Zoo History: Ota Benga

"They are remarkable mimics ... and ... are fond of playing… their antics are childish... and... if caught young they are said to make excellent servants”

~ St. Louis Post-Dispatch, June 26, 1904

I thought I’d try something new here and begin a new category of posts: Zoo History.  Though we think of them as a modern invention (and the modern zoo as we know it dates back to the early 1800’s), zoos do have a very long history, longer perhaps than any other cultural institution.  Captive collections of exotic animals date back thousands of millennia, appearing in places as varied as Ancient China, Ptolemaic Egypt, and Aztec Mexico. 
Ironically, the first post I’ve written for this new series isn’t about animals – it’s about a man.

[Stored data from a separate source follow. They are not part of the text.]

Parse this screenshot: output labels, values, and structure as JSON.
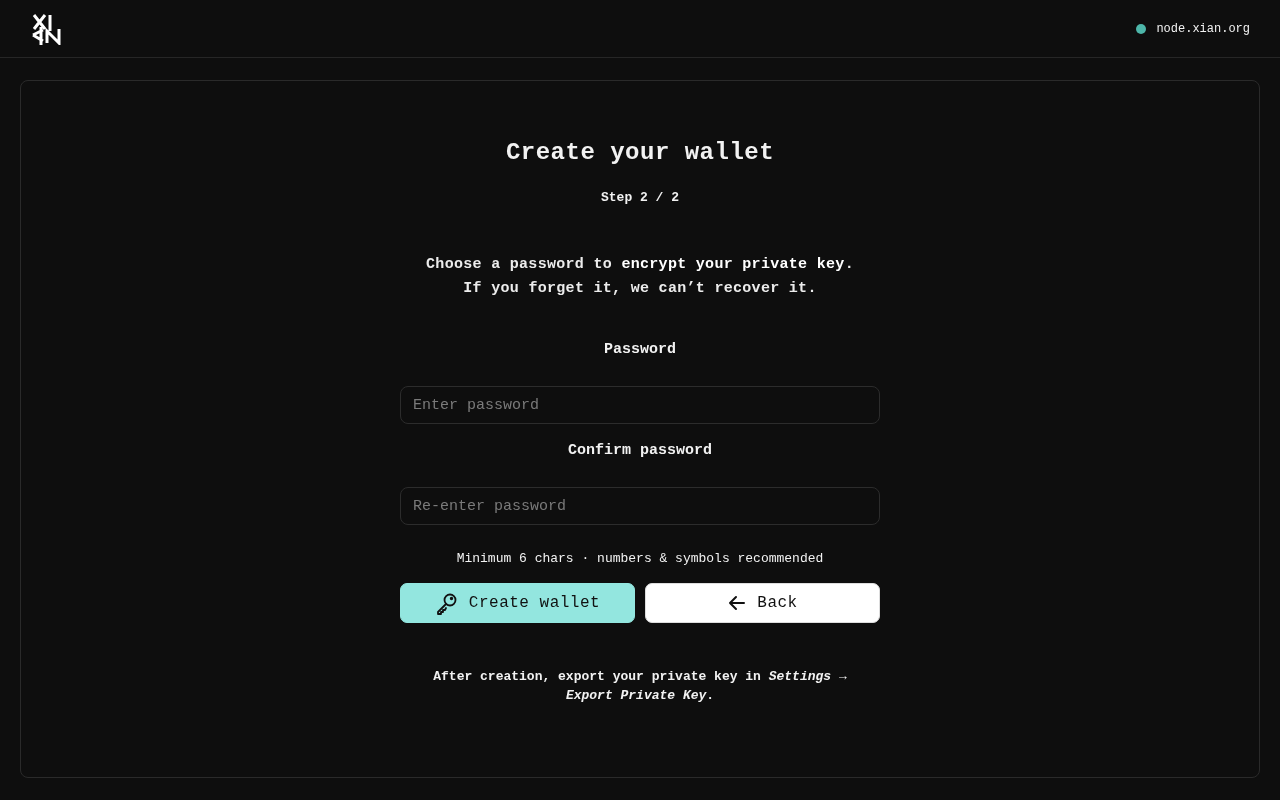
{
  "header": {
    "node": {
      "label": "node.xian.org",
      "online": true
    }
  },
  "card": {
    "title": "Create your wallet",
    "step": "Step 2 / 2",
    "description": [
      "Choose a password to **encrypt your private key**.",
      "If you forget it, we can’t recover it."
    ],
    "fields": [
      {
        "label": "Password",
        "placeholder": "Enter password"
      },
      {
        "label": "Confirm password",
        "placeholder": "Re-enter password"
      }
    ],
    "hint": "Minimum 6 chars · numbers & symbols recommended",
    "buttons": [
      {
        "kind": "primary",
        "label": "Create wallet"
      },
      {
        "kind": "secondary",
        "label": "Back"
      }
    ],
    "footnote": "After creation, export your private key in *Settings* → *Export Private Key*."
  }
}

Ota Benga was probably born in the 1880s, in what is now the Democratic Republic of Congo.  Even today the Congo is considered a fairly mysterious place, and back then it was practically a lost world, with exciting discoveries – the gorilla, the okapi – emerging all of the time.  One of the most extraordinary discoveries that Europeans and Americans found there was the Mbuti – the pygmies.  Ota Benga was of these people.  The Mbuti were barely considered human by many people at the time, especially by neighboring tribes, who captured them and sold them as curiosities.  Ota Benga was taken by slave traders before being rescued by an American, Samuel Phillips Verner. 
Verner’s motives weren’t entirely humanitarian: he had actually be sent to Africa to recruit “native performers” for an upcoming exposition in the US.  Ota Benga was recruited, along with several other Mbuti, and left for America.  Except for one visit shortly afterwards, he was never to return to Africa. 

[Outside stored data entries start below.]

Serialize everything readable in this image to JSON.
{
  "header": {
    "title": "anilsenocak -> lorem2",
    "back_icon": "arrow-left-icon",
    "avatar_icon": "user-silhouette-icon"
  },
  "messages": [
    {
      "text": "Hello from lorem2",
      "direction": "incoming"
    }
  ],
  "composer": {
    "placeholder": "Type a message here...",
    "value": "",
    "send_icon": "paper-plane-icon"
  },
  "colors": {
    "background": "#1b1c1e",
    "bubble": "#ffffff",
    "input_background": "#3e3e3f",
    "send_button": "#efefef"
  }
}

Ota Benga performed at the 1904 Louisiana Purchase exposition in St. Louis, where he was exhibited alongside other indigenous peoples from around the world (he met and befriended the Apache chief Geronimo there).  At the close of the exposition, Verner briefly took Benga back to Africa before the pair returned to the United States.  Needing a place for the Mbuti to stay while he took care of some business, Verner first housed Benga as a living exhibit the American Museum of Natural History.  When those living arrangements proved unsuitable, Verner sent him to WilliamT. Hornaday of the Bronx Zoo.
Benga roamed the zoo grounds, was encouraged to “act native” – shoot arrows, build hammocks – and befriended an orangutan.  In might have been the later the put the idea in Hornaday’s head to place the Mbuti on exhibit… in the Monkey House.  He was supported in this by the New York Zoological Society’s president, Madison Grant (who went on to become famous for his advocacy of eugenics and racial “hygiene”).  Not surprisingly, Benga’s exhibition proved controversial… but not for the reasons that you might expect.  The main argument against it was it some clergy felt that displaying a “primitive” human alongside other primates amounted to an endorsement of Darwin’s theory of evolution.  Benga eventually left the zoo.

Ota Benga never returned to Africa, but his remaining life in the United States did not improve. He was placed in an orphanage, got a job, and pined away for home.  Return to Africa was made almost impossible by World War I, and the Mbuti sank into depression.  On March 20, 1916, he took his life.